Farmers in India Dread MSP

The Minimum Support Price (MSP) for agricultural produce is a misnomer, and remains apathetic towards farmers.

The farm loan waiver saga is diffusing rather nimbly across India. Alongside this are farmer suicides, which continue to challenge the government’s ability to elevate agriculture to the importance of mainstream sectors like production, manufacturing, financial services, and technology. Agriculture has always been pushed back as a non-priority, whichever the government. MSP that takes care of farmers’ crop pricing in case of severe price depreciation, has been ineffective in supporting continuous farm output, farm loan repayments, and subsistence level of farmers in business. What then is the future of farmers, their livelihoods, their motivation to remain in farming? Future of famers remains bleak and unpredictable, as much as monsoons and inevitable climate change happen across the globe.

The intent of MSP is to safeguard farmers from below-cost remuneration; hence when price declines below MSP, government agencies pitches in to purchase crops at MSP. However, in contrary to crops acquiring their price through open market, they are fixed by the government as MSP, negligently unaware about the practical problems of farmers. Ironically, the government also ignores the fact that its support to farmers through MSP could, in disguise, be triggering a constant ‘pushing down’ of actual crop price, otherwise achievable when freely traded.

This aside, farm loans are more of a psychological burden to farmers than financial. Farmers committing suicides due to inability to repay loans as low as INR 1 lac shows the government’s straightforward wilful mismanagement. Government’s idiocy is amplified when it hikes the MSP for paddy 29 times since 1970, but government employee salary 120-150 times. In fact, when farmers fulfil food produce quota for the country, it saves direct food imports, reducing government expenditure. They must, on the contrary, be adequately compensated.

It is a fact that though corporate and rural debt are large in value, they cannot be equated at this juncture. The sectors suffer from different problems, and they need unique solutions. An inclusive, ethical, sector-specific attention and treatment is immediately necessary, for if the agriculture sector continues to be ignored, as the main revenue generating sector, there is high probability that it will fall prey to complete eradication. Excess food imports and erosion of government revenue would be the results.

Farm profits in India are effected by several supply chain dynamics. Unevenly distributed and minimum beneficiaries of crop insurances (Pradhan Mantri Fasal Bima Yojana), the extraordinarily high number of illegal commission agents, and the hierarchy of cartels before the agricultural produce reaches consumers, lack of subsidies for underperforming crops, and lack of farmer education, when policing financial inclusion.

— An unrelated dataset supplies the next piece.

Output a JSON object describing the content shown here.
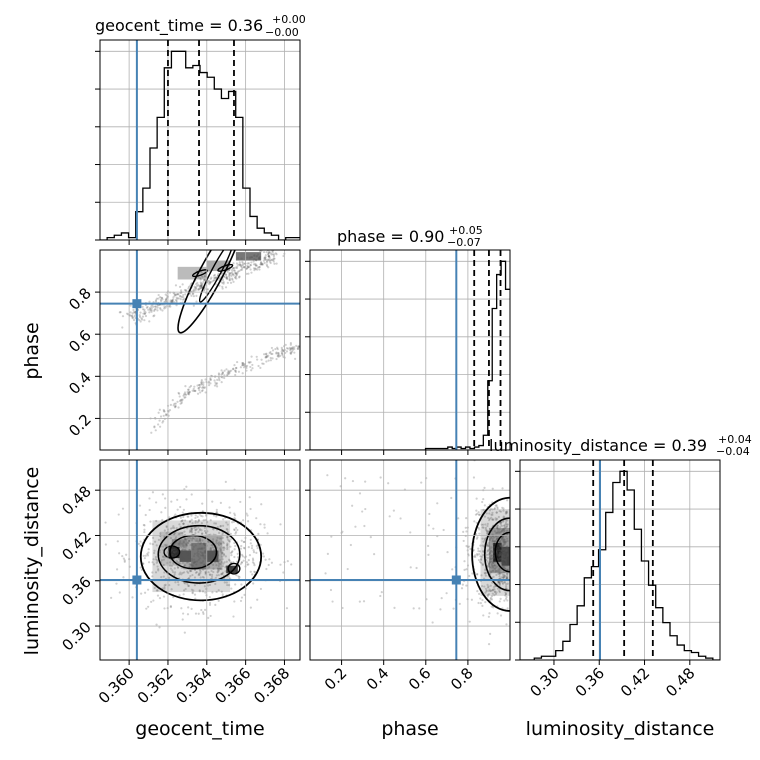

Solutions lie within the system. ‘Farm loan waivers’ cannot be the solution in an economy like India, where agricultural production must drastically increase every quarter, with the growing population and family dependents in a rural (or urban) household. Instead, there is a need to educate farmers and agriculturists to save and invest their income, in order to live in peace. This, apart from government initiatives to regulate MSP, so that farmers can sell crops at reasonable prices, to reap a profit. Alternatively, free market access to commodities and trade, along with education would raise farming standards too.

The government must realise the embryonic nature of agriculture as the foremost of essential sectors, and prioritize it beyond measure. MSP, currently, is part of a horror story that has neither helped to alleviate farmers nor regulate commodity prices.